Einleitung: Pathologische Glücksspieler haben sowohl ein erhöhtes Risiko für Suizidalität als
auch für psychiatrische Erkrankungen. Bislang weiß man nichts über den Zusammenhang
von Spielart und Suizidalität, obwohl aus vorangegangenen Studien bekannt ist, dass
bei bestimmten Spielarten mit schneller Spielabfolge erhöhte Raten von Abhängigkeit
bei Pathologischen Glücksspielern gefunden werden.
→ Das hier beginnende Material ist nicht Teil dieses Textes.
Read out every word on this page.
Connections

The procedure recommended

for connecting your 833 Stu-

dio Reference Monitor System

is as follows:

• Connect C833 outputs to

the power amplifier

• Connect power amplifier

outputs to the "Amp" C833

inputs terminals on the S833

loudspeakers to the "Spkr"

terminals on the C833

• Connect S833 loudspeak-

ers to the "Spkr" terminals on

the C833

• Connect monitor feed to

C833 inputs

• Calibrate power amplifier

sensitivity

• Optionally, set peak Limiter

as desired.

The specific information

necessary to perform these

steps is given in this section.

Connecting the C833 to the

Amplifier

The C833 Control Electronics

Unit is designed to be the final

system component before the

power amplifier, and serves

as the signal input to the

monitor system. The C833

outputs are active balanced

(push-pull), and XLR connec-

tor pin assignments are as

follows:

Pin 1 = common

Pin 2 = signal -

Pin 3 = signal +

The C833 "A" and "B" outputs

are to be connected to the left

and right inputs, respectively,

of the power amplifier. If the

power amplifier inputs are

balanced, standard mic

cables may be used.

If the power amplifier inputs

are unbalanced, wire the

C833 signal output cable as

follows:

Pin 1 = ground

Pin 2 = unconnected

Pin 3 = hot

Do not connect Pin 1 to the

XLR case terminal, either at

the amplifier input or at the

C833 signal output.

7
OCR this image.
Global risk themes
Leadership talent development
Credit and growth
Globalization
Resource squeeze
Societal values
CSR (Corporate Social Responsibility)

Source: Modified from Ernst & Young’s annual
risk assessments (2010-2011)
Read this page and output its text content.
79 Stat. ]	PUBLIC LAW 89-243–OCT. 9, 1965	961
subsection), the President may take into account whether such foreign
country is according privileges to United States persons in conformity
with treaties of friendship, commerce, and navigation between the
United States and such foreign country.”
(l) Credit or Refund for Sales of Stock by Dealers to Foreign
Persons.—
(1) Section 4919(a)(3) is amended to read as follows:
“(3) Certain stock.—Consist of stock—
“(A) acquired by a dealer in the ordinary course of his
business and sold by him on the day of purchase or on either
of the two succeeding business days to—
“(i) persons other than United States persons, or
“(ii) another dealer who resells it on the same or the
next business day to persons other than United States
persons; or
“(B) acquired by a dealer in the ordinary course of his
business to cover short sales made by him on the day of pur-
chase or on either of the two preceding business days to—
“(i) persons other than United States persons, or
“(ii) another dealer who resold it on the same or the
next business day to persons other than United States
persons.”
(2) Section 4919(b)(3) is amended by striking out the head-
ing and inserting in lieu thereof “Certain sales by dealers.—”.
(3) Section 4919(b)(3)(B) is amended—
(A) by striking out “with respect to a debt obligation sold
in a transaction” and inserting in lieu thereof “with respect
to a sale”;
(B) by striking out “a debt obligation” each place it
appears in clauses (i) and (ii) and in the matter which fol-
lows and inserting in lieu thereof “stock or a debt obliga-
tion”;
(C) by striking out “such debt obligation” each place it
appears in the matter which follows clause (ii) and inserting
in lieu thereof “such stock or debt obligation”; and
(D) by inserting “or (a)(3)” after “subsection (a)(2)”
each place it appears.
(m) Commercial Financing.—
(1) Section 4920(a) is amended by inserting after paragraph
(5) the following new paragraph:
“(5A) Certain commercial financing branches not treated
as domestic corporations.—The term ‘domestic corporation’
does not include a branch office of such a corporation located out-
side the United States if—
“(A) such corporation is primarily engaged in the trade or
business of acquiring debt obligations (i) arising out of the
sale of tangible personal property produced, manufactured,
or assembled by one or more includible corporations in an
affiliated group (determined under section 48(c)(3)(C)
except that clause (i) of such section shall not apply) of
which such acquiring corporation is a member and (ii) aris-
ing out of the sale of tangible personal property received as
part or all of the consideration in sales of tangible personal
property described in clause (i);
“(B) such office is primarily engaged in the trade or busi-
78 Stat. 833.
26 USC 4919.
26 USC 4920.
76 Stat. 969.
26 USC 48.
Ziel der vorliegenden Arbeit war
zu untersuchen, ob Spielarten einen eigenständigen und von anderen Einflussfaktoren
unabhängigen Beitrag zu Suizidgedanken und -versuchen bei Pathologischen Glücksspielern
leisten.
Methoden: Basis der Untersuchung sind Daten von 442 Pathologischen Glücksspielern (lifetime)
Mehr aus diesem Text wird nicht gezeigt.